进一步得到 $A^T * ( A^T > A)$ 的结果为:

$A^T * (A^T > A) = \left[ \begin{matrix} 0 & 0 & 5 \\ 1 & 0 & 0 \\ 0 & 2 & 0 \end{matrix} \right]$

最后算出 $A + A^T * (A^T > A)$ 的结果为:

$A^T * (A^T > A) = \left[ \begin{matrix} 0 & 1 & 8 \\ 1 & 0 & 2 \\ 5 & 2 & 0 \end{matrix} \right]$

可以看到, 此时 $A + A^T * (A^T > A)$ 不完全对称, 但问题只是出在节点 $\rightarrow 2$ 的权重(为 $w_{0,2} = 3$ )和节点 $\rightarrow 0$ 的权重( $w_{2, 0} = 5$ )不一致的情况上, 此时 $\rightarrow 2$ 的权重为 $8$ , 是 $w_{0,2}=3$ 与 $w_{2, 0}=5$ 之和. 为了处理这种情况, 需要用到下面介绍的 $A * (A^T > A)$ 这一项来进行修正, 只保留 $max(w_{0,2}, w_{2, 0})$ , 即两者中的最大值.

由于 $A * (A^T > A)$ 的结果为:

$(A^T > A) = \left[ \begin{matrix} 0 & 0 & -3 \\ 0 & 0 & 0 \\ 0 & 0 & 0 \end{matrix} \right]$

于是 $A + (A^T - A)* (A^T > A)$ 的结果为:

$(A^T - A)* (A^T > A) = \left[ \begin{matrix} 0 & 1 & 5 \\ 1 & 0 & 2 \\ 5 & 2 & 0 \end{matrix} \right]$

为对称的矩阵. 此时原有向图的邻接矩阵 $A$ 被转换为了无向图的矩阵. )

其中 $A * (A^T > A)$ 这一项, 作者在 issue build symmetric adjacency matrix 中有谈到, 是为了处理其他情形, 比如当 i 指向 j 与 j 指向 i 的权重不一致时, 可以保留最大的权重:
$\left[\begin{matrix} 0 & 1 \\ 2 & 0\end{matrix}\right] \qquad A^T = \left[\begin{matrix} 0 & 2 \\ 1 & 0\end{matrix}\right]$
那么 $A + (A^T - A) * (A^T > A)$ 的结果为:
$\left[\begin{matrix} 0 & 2 \\ 2 & 0\end{matrix}\right]$
结果是对称的, 并且保留了其中权重最大的边.

构建完对称矩阵之后, 下一步是创建 $\tilde{D}^{-\frac{1}{2}}\tilde{A}\tilde{D}^{-\frac{1}{2}}$ :

adj = normalize(adj + sp.eye(adj.shape[0]))

其中 normalize 定义为:

def normalize(mx):
    """Row-normalize sparse matrix"""
    rowsum = np.array(mx.sum(1))
    r_inv = np.power(rowsum, -1).flatten()
    r_inv[np.isinf(r_inv)] = 0.
    r_mat_inv = sp.diags(r_inv)
    mx = r_mat_inv.dot(mx)
    return mx

从这个代码来看, 作者实现的效果应该是: $\tilde{D}^{-1}\tilde{A}$ .
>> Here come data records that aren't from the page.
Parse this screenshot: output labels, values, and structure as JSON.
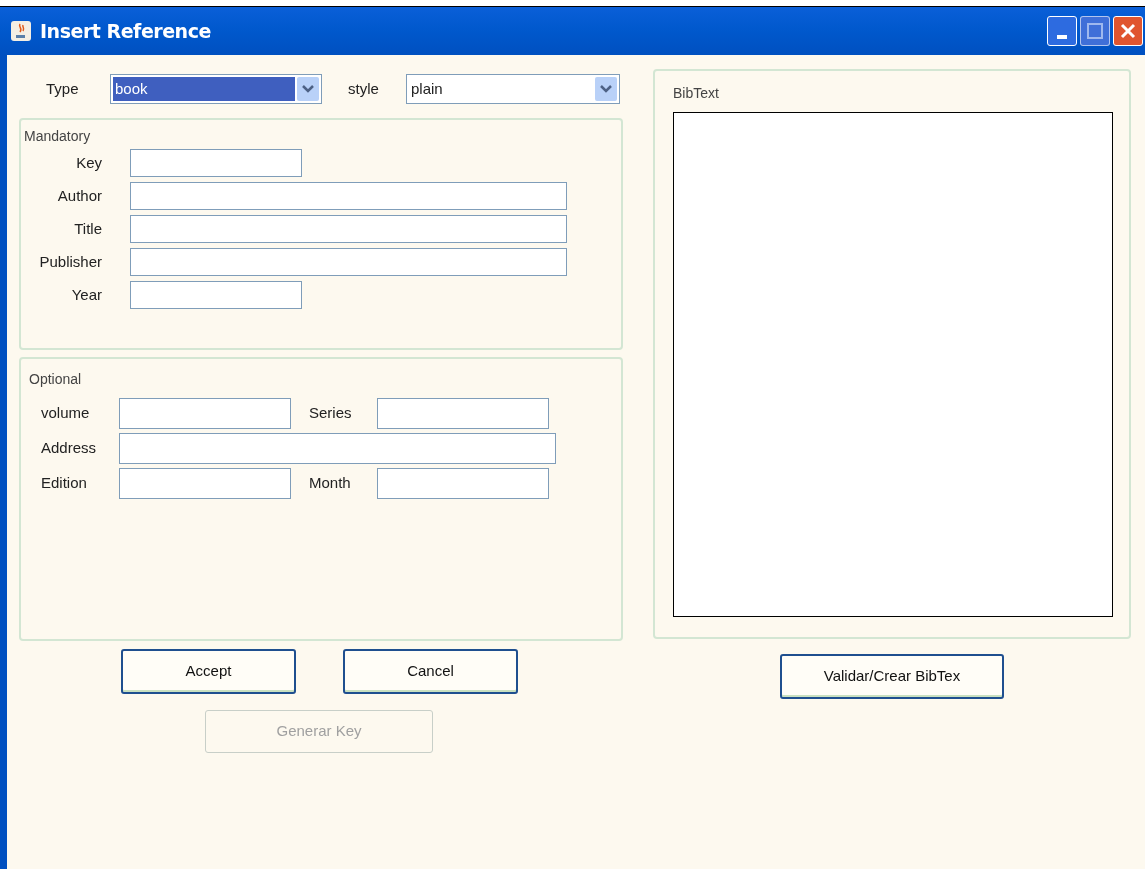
{
  "window": {
    "title": "Insert Reference"
  },
  "type_field": {
    "label": "Type",
    "value": "book",
    "selected": true
  },
  "style_field": {
    "label": "style",
    "value": "plain",
    "selected": false
  },
  "mandatory": {
    "title": "Mandatory",
    "fields": [
      {
        "label": "Key",
        "kind": "short"
      },
      {
        "label": "Author",
        "kind": "long"
      },
      {
        "label": "Title",
        "kind": "long"
      },
      {
        "label": "Publisher",
        "kind": "long"
      },
      {
        "label": "Year",
        "kind": "short"
      }
    ]
  },
  "optional": {
    "title": "Optional",
    "rows": [
      [
        {
          "label": "volume",
          "kind": "short"
        },
        {
          "label": "Series",
          "kind": "short"
        }
      ],
      [
        {
          "label": "Address",
          "kind": "long"
        }
      ],
      [
        {
          "label": "Edition",
          "kind": "short"
        },
        {
          "label": "Month",
          "kind": "short"
        }
      ]
    ]
  },
  "bibtext": {
    "title": "BibText"
  },
  "buttons": [
    {
      "label": "Accept",
      "disabled": false
    },
    {
      "label": "Cancel",
      "disabled": false
    }
  ],
  "generate_button": {
    "label": "Generar Key",
    "disabled": true
  },
  "validate_button": {
    "label": "Validar/Crear BibTex",
    "disabled": false
  }
}
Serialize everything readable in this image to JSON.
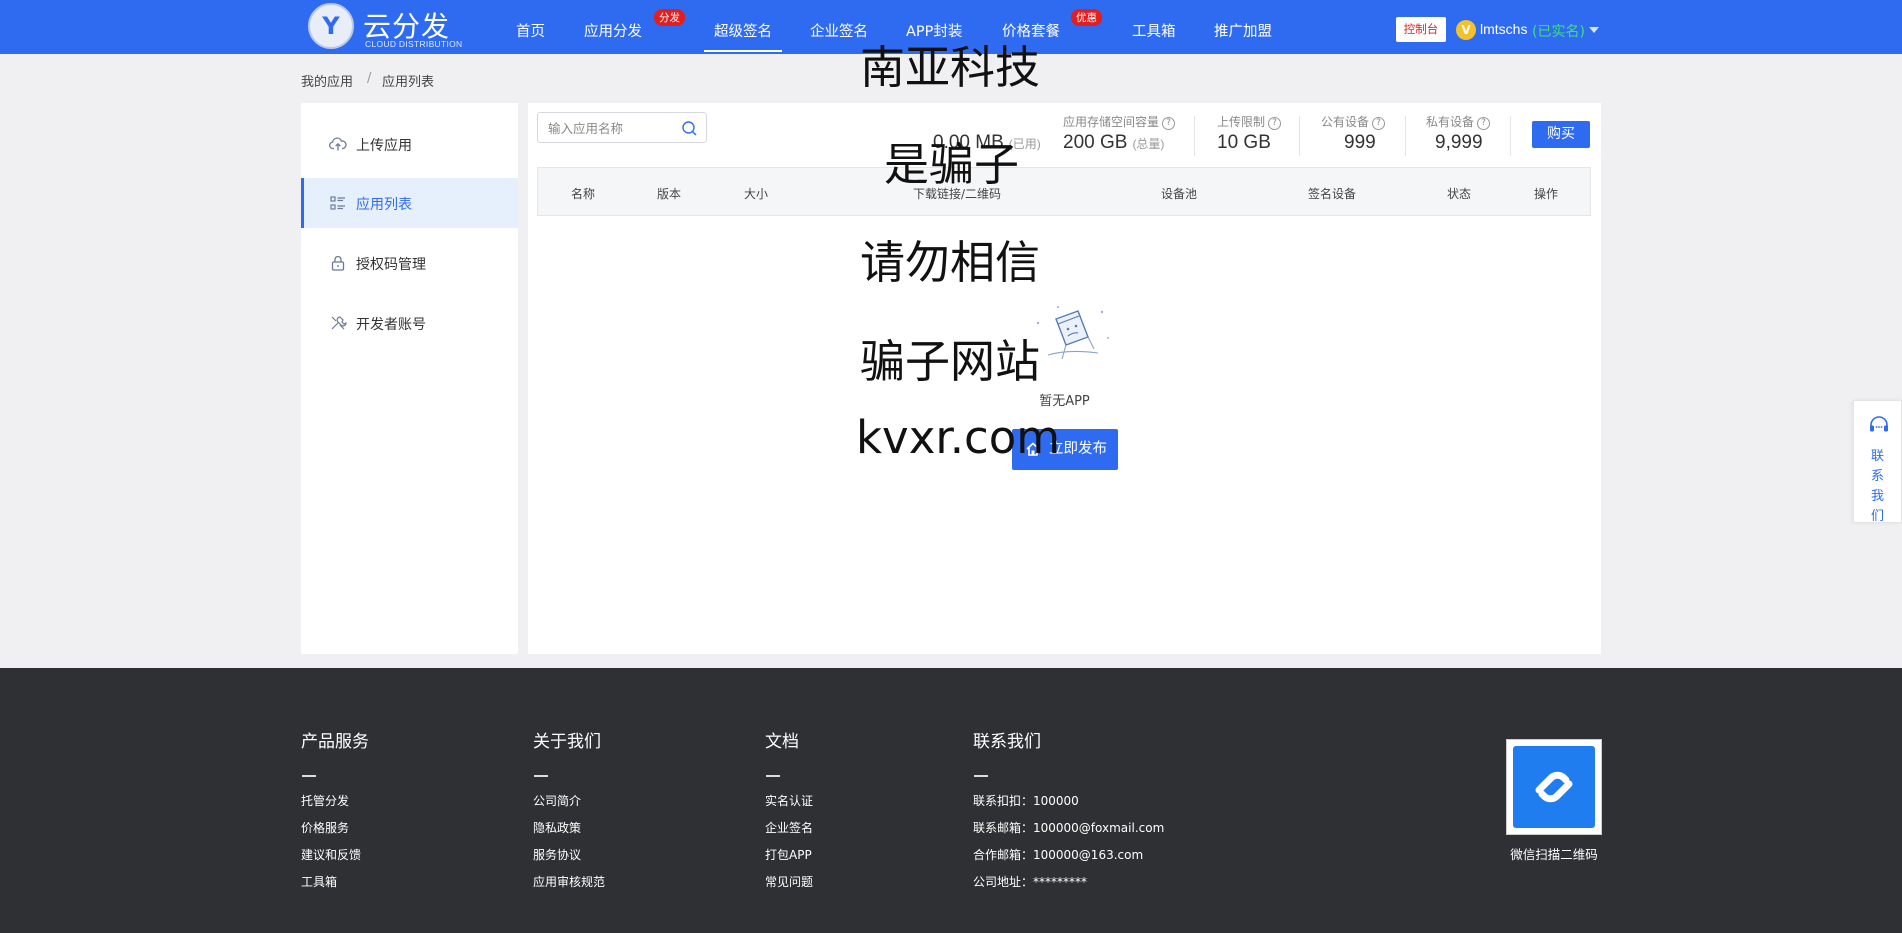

作者在 issue What is the difference between two adjacency matrix normalization? 说到可以将这个公式也看成是超参数, 在训练时可以尝试使用 $\tilde{D}^{-1}\tilde{A}$ 以及 $\tilde{D}^{-\frac{1}{2}}\tilde{A}\tilde{D}^{-\frac{1}{2}}$ .

作者实现的 TensorFlow 版本中 https://github.com/tkipf/gcn, 在 https://github.com/tkipf/gcn/blob/master/gcn/utils.py 的 normalize_adj 函数中实现了 $\tilde{D}^{-\frac{1}{2}}\tilde{A}\tilde{D}^{-\frac{1}{2}}$ :

def normalize_adj(adj):
    """Symmetrically normalize adjacency matrix."""
    adj = sp.coo_matrix(adj)
    rowsum = np.array(adj.sum(1))
    d_inv_sqrt = np.power(rowsum, -0.5).flatten()
    d_inv_sqrt[np.isinf(d_inv_sqrt)] = 0.
    d_mat_inv_sqrt = sp.diags(d_inv_sqrt)
    return adj.dot(d_mat_inv_sqrt).transpose().dot(d_mat_inv_sqrt).tocoo()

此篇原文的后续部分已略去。